Notre rencontre m’a tout de suite troublée : cette femme s’exprime extrêmement bien, elle est profondément vraie. Les choses qu’elle m’a racontées étaient bouleversantes, nous n’avions le droit qu’à une heure d’interview que je n’ai pas vu passer tellement j’étais absorbée par notre conversation, elle et moi avons eu comme un coup de foudre. C’est mon cadreur qui m’a informée qu’il ne nous restait que 5 minutes, et nous n’avions le droit qu’à une heure d’interview tous les trois mois. J’avais l’intime conviction que cette histoire était impossible, mais même si Melissa avait été coupable, j’aurais fait ce film. Les gens qui se retrouvent ainsi piégés sont souvent complètement cabossés par la vie, ce n’est pas n’importe qui qui se retrouve dans le couloir de la mort, et pas n’importe qui qui se retrouve condamné à tort, tout court, que ce soit à la peine de mort ou à la prison. Généralement, ce sont des personnes qui portent beaucoup de stigmates, qui ont une histoire douloureuse, donc pour ces personnes-là particulièrement, la justice est un rouleau compresseur terrible.

Toutes les femmes condamnées à mort que j’ai rencontrées ont été abusées sexuellement dans leur enfance, ont souffert de l’emprise d’un conjoint violent, ont été forcées à la prostitution. Au Texas, une loi est connue sous le nom de « The Law of Parties » qui condamne les coaccusé·e·s à exactement la même peine que l’auteur·ice du crime : actuellement, il y a une femme dans le couloir de la mort qui n’a pas commis le crime mais qui était avec le criminel, son conjoint au moment des faits. Elle va être exécutée prochainement. Il y a beaucoup de cas comme ça au Texas. Sans parler des femmes souffrant de maladies mentales : dans le couloir de la mort, il y a énormément de cas cliniques, alors que cela devrait être interdit. Il est très clair que normalement, les malades mentales devraient être internées et pas condamnées à mort. C’est vrai qu’il y a peu de femmes, par rapport aux hommes, mais on retrouve toujours les mêmes schémas.

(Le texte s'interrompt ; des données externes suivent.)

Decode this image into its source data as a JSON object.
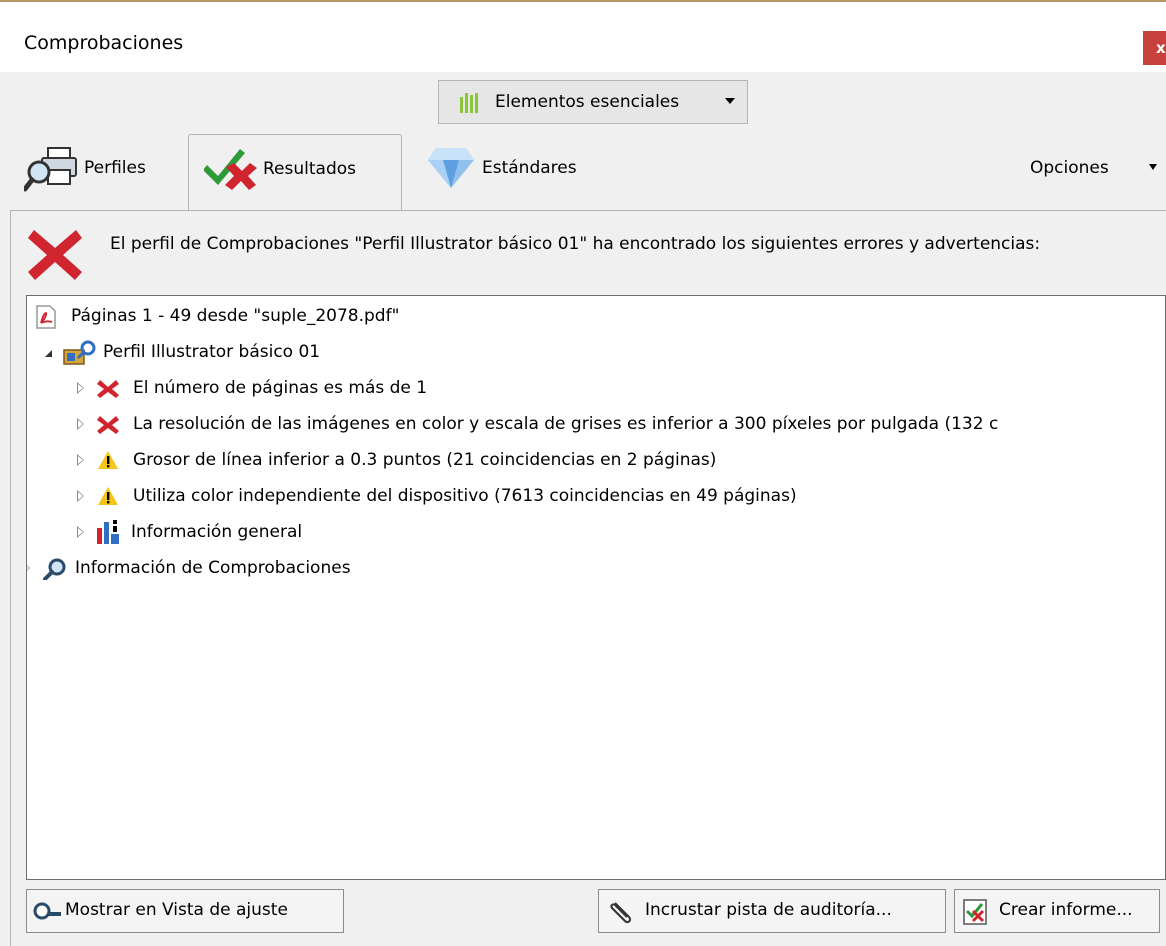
{
  "window": {
    "title": "Comprobaciones",
    "close_glyph": "x"
  },
  "toolbar": {
    "essentials_label": "Elementos esenciales",
    "essentials_icon": "bars-icon"
  },
  "tabs": [
    {
      "label": "Perfiles",
      "icon": "printer-magnifier-icon",
      "active": false
    },
    {
      "label": "Resultados",
      "icon": "check-cross-icon",
      "active": true
    },
    {
      "label": "Estándares",
      "icon": "diamond-icon",
      "active": false
    }
  ],
  "options_label": "Opciones",
  "status": {
    "icon": "error-x-icon",
    "message": "El perfil de Comprobaciones \"Perfil Illustrator básico 01\" ha encontrado los siguientes errores y advertencias:"
  },
  "tree": {
    "root": {
      "label": "Páginas 1 - 49 desde \"suple_2078.pdf\"",
      "icon": "pdf-icon"
    },
    "profile": {
      "label": "Perfil Illustrator básico 01",
      "icon": "profile-icon",
      "expanded": true
    },
    "items": [
      {
        "label": "El número de páginas es más de 1",
        "icon": "error-icon"
      },
      {
        "label": "La resolución de las imágenes en color y escala de grises es inferior a 300 píxeles por pulgada (132 c",
        "icon": "error-icon"
      },
      {
        "label": "Grosor de línea inferior a 0.3 puntos (21 coincidencias en 2 páginas)",
        "icon": "warning-icon"
      },
      {
        "label": "Utiliza color independiente del dispositivo (7613 coincidencias en 49 páginas)",
        "icon": "warning-icon"
      },
      {
        "label": "Información general",
        "icon": "info-chart-icon"
      }
    ],
    "info": {
      "label": "Información de Comprobaciones",
      "icon": "magnifier-icon"
    }
  },
  "buttons": {
    "show_fixup": "Mostrar en Vista de ajuste",
    "embed_audit": "Incrustar pista de auditoría...",
    "create_report": "Crear informe..."
  },
  "colors": {
    "error": "#d0242e",
    "warning": "#f5c518",
    "close_bg": "#c9413d",
    "accent_green": "#2e9a3a"
  }
}
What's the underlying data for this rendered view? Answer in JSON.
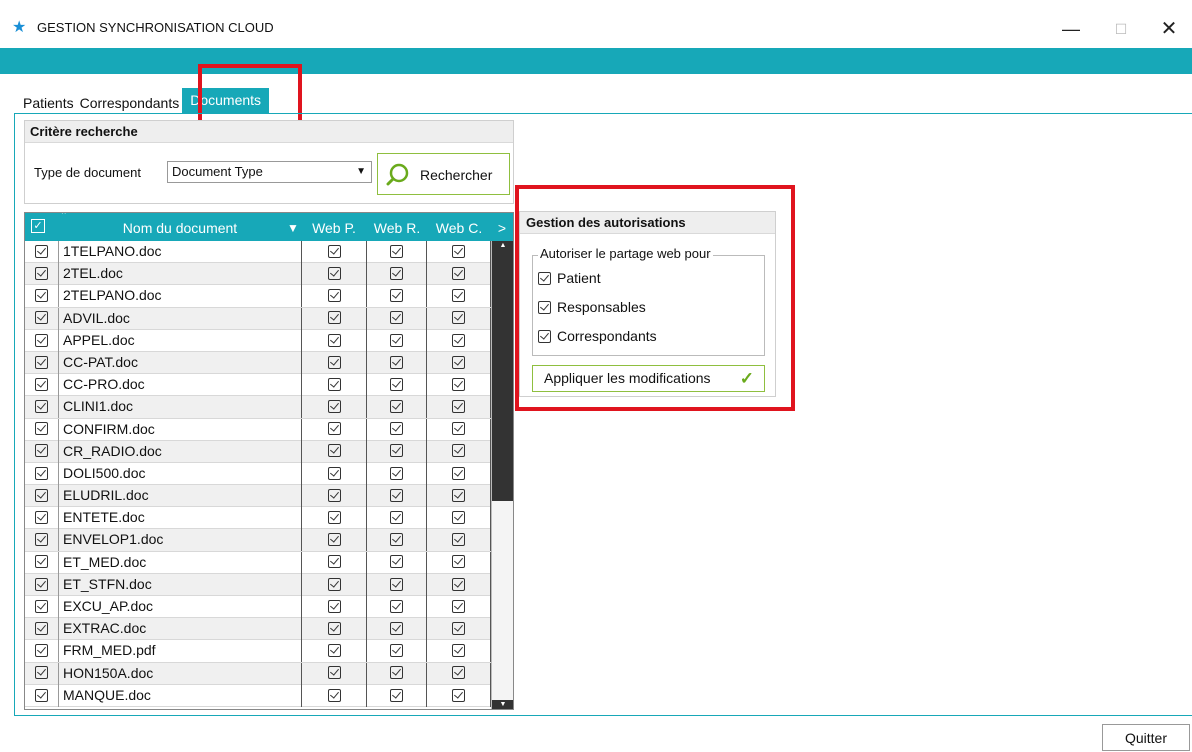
{
  "window": {
    "title": "GESTION SYNCHRONISATION CLOUD",
    "icon": "star-icon",
    "controls": {
      "minimize": "—",
      "maximize": "☐",
      "close": "✕"
    }
  },
  "colors": {
    "accent": "#17a8b8",
    "highlight": "#e0141e",
    "green": "#6aaa1c"
  },
  "tabs": [
    {
      "label": "Patients",
      "active": false
    },
    {
      "label": "Correspondants",
      "active": false
    },
    {
      "label": "Documents",
      "active": true
    }
  ],
  "search": {
    "heading": "Critère recherche",
    "type_label": "Type de document",
    "type_value": "Document Type",
    "button_label": "Rechercher"
  },
  "grid": {
    "columns": [
      "Nom du document",
      "Web P.",
      "Web R.",
      "Web C."
    ],
    "more_columns": ">",
    "rows": [
      "1TELPANO.doc",
      "2TEL.doc",
      "2TELPANO.doc",
      "ADVIL.doc",
      "APPEL.doc",
      "CC-PAT.doc",
      "CC-PRO.doc",
      "CLINI1.doc",
      "CONFIRM.doc",
      "CR_RADIO.doc",
      "DOLI500.doc",
      "ELUDRIL.doc",
      "ENTETE.doc",
      "ENVELOP1.doc",
      "ET_MED.doc",
      "ET_STFN.doc",
      "EXCU_AP.doc",
      "EXTRAC.doc",
      "FRM_MED.pdf",
      "HON150A.doc",
      "MANQUE.doc"
    ]
  },
  "auth": {
    "heading": "Gestion des autorisations",
    "legend": "Autoriser le partage web pour",
    "options": [
      "Patient",
      "Responsables",
      "Correspondants"
    ],
    "apply_label": "Appliquer les modifications",
    "apply_icon": "checkmark-icon"
  },
  "footer": {
    "quit_label": "Quitter"
  }
}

Elles se retrouvent très seules dans un univers de violence : lorsqu’on est condamnée à mort, c’est comme si l’on disparaissait du jour au lendemain. La famille souvent vous lâche parce qu’il n’y a plus aucun espoir, qu’il n’y a plus de contact possible. À l’inverse de la prison, beaucoup de choses sont interdites : le téléphone, les cartes (même pour Noël), le papier coloré… Si personne ne leur envoie de l’argent, elles n’ont pas accès aux protections hygiéniques.

 

 

Aujourd’hui, il faut être sur la liste des visiteurs pour pouvoir envoyer de l’argent aux condamné·e·s à mort : mais en tant que journaliste, si on est sur cette liste, on n’a plus le droit de n’interviewer personne au Texas. C’est mon cas : Melissa a une famille très pauvre, qui ne peut pas lui rendre visite. On a créé une cagnotte GoFundMe pour permettre aux enfants d’aller voir leur mère, et l’un de ses fils va pouvoir enfin retourner voir sa mère alors que cela fait 8 ans qu’il ne l’a pas vue. Pour certains des enfants, cela fait 13 ans. Le système est très pernicieux, donc on devait pouvoir lui donner un minimum de fonds pour qu’elle puisse au moins acheter les timbres pour répondre aux courriers.  Sauf qu’à partir du moment où on envoie de l’argent en tant que journaliste, on ne peut plus l’interviewer elle ni personne. Donc ils font cela pour nous punir, le tout est purement abominable.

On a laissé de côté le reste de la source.